In the two previous posts( post1 and post2), we proved the convergence of the TD learning algorithm under noise-free and i.i.d sampling assumption, respectively. This guaranteed convergence of the algorithm makes the TD learning very powerful in solving reinforcement learning problems. However, one drawback of this method is in its asynchronisity, which was briefly mentioned in the conclusion of this post. When we update for \(Q_{k+1}(s,a)\), \(\{(s',a')\in \mathcal{S}\times\mathcal{A} \vert (s',a') \neq (s,a)\}\) are not updated such that \(Q_{k+1}(s',a') = Q_{k}(s',a')\).

The problem of tabular approach is that the cardinality of \(\mathcal{S}\times\mathcal{A}\) can be extremely large such that the rate of convergence can become extremely slow (and therefore sample inefficient). To tackle such issue, in this post, the concept of Linear Function Approximation (LFA) is introduced. Briefly, TD learning with LFA makes a low dimensional approximation of the Q-function and updates the parameters that characterize the approximation.

TD learning with LFA

Let’s first rewrite the TD learning algorithm.

\[Q_{k+1} (s,a) = (1-\epsilon_k)Q_k + \epsilon_k(r(s,a)+\gamma Q_k(s',a')).\]

Notice that this is equivalent to an one-step gradient to minimize

\[\begin{aligned} \min_Q \underbrace{\frac{1}{2}\left(Q_k(s,a)-r(s,a)-\gamma Q_k(s',a')\right)^2.}_{=:{g(Q_k(s,a))}} \end{aligned}\]

To be specific,

\[\begin{aligned} Q_{k+1}(s,a) &= Q_k(s,a)-\epsilon_k \nabla g(Q_k(s,a))\quad {\text{(one-step gradient)}}\\ &= Q_k(s,a) - \epsilon_k(Q_k(s,a)-r(s,a)-\gamma Q_k(s',a'))\\ &= (1-\epsilon_k) Q_k+\epsilon_k(r(s,a) + \gamma Q_k(s',a')) \end{aligned}\]

retrieving the TD learning algorithm.

Now, the idea of the LFA is to apply this idea to the parameters of the linear approximation of the Q-function instead of Q-function itself.
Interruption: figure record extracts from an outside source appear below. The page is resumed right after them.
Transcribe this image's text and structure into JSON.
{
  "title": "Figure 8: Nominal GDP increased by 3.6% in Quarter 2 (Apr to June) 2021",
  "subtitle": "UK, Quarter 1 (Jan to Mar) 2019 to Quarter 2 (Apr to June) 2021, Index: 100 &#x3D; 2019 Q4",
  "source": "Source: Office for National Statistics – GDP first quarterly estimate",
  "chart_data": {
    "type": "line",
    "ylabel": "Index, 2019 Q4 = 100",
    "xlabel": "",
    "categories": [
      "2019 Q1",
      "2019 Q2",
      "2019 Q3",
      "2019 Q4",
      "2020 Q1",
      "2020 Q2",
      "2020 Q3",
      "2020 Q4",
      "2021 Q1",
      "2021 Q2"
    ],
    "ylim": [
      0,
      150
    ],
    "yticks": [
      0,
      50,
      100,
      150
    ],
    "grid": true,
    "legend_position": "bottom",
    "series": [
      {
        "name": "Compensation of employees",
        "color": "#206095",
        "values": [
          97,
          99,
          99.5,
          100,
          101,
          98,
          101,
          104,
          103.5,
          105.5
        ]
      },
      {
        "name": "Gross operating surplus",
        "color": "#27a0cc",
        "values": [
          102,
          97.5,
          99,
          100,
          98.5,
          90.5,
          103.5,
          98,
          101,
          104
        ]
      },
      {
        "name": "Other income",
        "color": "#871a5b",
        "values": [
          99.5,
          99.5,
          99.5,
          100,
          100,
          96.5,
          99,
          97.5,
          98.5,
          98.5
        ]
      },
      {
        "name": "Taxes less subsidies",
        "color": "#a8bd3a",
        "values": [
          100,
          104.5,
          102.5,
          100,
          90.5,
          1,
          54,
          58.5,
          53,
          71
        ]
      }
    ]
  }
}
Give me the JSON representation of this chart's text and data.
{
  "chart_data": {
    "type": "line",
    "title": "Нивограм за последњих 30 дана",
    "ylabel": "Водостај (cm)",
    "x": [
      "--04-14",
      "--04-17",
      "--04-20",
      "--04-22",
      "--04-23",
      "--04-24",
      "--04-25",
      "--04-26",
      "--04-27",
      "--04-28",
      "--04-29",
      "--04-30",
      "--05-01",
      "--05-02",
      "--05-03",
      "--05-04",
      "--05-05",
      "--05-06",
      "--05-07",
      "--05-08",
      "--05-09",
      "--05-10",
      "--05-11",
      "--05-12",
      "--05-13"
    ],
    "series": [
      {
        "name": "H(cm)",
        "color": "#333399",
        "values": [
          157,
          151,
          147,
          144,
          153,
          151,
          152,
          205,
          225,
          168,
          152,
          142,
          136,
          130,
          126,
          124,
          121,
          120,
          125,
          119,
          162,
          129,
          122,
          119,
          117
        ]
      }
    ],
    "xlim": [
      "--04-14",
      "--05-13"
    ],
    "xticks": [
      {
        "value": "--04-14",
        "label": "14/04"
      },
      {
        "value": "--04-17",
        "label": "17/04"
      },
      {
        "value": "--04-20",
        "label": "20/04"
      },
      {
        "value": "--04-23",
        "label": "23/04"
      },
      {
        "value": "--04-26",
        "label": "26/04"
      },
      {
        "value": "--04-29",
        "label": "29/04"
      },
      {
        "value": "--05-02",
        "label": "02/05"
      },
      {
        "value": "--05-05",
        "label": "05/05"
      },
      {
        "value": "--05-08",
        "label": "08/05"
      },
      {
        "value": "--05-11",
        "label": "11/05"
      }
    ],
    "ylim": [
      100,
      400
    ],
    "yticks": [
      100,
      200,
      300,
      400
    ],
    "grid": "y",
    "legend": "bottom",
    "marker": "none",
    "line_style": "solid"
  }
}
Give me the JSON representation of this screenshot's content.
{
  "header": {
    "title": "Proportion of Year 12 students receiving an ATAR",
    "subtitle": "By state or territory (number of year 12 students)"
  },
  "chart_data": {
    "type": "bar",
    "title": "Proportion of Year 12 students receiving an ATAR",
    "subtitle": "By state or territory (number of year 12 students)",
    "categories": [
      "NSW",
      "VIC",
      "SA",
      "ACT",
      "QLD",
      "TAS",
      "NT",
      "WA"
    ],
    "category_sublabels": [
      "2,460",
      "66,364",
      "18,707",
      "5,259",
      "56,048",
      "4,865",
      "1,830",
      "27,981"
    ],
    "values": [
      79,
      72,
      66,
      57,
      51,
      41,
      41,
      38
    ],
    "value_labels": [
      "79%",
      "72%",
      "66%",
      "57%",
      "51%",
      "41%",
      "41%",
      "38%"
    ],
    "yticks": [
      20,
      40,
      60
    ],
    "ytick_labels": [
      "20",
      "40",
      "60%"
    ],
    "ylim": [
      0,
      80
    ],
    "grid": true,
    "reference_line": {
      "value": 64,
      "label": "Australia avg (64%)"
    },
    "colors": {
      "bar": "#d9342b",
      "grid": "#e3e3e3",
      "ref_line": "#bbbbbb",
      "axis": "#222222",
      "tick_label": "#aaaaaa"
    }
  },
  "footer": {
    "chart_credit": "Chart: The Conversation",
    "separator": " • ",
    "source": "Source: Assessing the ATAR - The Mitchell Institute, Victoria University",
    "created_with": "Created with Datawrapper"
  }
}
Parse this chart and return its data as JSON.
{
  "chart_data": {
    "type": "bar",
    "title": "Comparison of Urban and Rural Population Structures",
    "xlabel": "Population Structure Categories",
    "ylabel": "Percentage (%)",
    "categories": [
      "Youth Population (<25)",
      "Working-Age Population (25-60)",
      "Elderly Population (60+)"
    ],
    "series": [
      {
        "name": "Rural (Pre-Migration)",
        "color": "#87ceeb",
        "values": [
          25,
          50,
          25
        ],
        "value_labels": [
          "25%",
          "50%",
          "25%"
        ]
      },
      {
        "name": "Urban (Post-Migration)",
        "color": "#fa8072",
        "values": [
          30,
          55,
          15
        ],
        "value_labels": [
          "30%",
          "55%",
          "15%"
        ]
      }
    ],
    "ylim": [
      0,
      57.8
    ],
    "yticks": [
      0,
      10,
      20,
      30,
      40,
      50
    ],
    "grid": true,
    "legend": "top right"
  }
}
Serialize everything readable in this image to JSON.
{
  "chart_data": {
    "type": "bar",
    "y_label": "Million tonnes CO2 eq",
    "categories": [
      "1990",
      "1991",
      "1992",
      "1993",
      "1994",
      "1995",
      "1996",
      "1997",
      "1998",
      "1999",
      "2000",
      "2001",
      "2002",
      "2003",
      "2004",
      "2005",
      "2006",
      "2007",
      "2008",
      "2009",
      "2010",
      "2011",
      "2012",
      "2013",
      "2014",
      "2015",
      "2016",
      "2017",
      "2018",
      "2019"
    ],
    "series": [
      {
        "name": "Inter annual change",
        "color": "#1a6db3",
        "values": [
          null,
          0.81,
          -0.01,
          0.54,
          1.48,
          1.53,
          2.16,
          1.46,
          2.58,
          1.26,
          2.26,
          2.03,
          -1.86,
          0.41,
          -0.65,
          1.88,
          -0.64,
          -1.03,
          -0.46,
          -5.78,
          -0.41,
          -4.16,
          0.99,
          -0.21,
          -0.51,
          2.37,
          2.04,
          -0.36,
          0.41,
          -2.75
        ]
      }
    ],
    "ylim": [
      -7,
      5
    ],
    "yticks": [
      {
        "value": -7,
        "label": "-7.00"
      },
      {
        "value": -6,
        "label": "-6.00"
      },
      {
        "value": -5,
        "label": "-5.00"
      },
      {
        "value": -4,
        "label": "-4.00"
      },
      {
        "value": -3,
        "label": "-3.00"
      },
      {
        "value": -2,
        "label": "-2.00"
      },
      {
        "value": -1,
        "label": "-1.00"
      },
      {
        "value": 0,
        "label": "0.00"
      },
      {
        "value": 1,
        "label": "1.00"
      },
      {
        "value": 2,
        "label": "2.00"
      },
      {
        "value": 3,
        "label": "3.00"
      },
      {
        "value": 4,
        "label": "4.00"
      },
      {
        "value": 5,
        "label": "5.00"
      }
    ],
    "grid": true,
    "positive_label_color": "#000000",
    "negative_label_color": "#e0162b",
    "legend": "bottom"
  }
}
Formally, assume that there exists a feature vector \(\phi(s,a)\) such that the Q-function can be represented as \(Q(s,a) = \theta^\top \phi(s,a)\) for \(\theta \in \mathbb{R}^d, \quad d \ll \vert\mathcal{S}\vert\vert\mathcal{A}\vert\), where \(\theta\) is the parameter vector.

Having the linear representation, we update the parameter vector according to the one-step gradient rule. In particular, plug replace \(Q_k(s,a)\) in the minimization above with \(\theta_k^\top \phi(s,a)\) and apply the one-step gradient descent. This yields

\[\begin{aligned} \theta_{k+1} = \theta_k-\epsilon_k\left(\theta^\top_k \phi(s,a) - r(s,a) - \gamma \theta_k^\top \phi(s,a)\right)\phi(s,a). \end{aligned}\]

Writing the asynchronous update in the vectorized form, we obtain

\[\begin{aligned} \theta_{k+1} &= \theta_k-\epsilon_k\left(\Phi^\top D_k \Phi \theta_k - \Phi^\top D_k r-\gamma \Phi^\top E_k\Phi \theta_k\right)\\ &= \theta_k-\epsilon_k\left(\Phi^\top D^\pi \Phi \theta_k - \Phi^\top D^\pi r-\gamma \Phi^\top D^\pi P^\pi\Phi \theta_k\right) - \epsilon_k n_k. \end{aligned}\]

The rows of \(\Phi\) are the feature vectors \(\phi_i^\top \quad i\in \{1,\ldots,\vert\mathcal{S}\vert\vert\mathcal{A}\vert\}.\) Rest is similar to what we did with tabular TD learning in this post.

One might notice that this representation is somewhat similar to the tabular TD learning, but also is different in that it has the additional $\Phi$ term. This complicates the analysis that we will do in the following posts because we cannot directly use the fact that \(T^\pi\) is a contraction mapping as we did with the tabular case.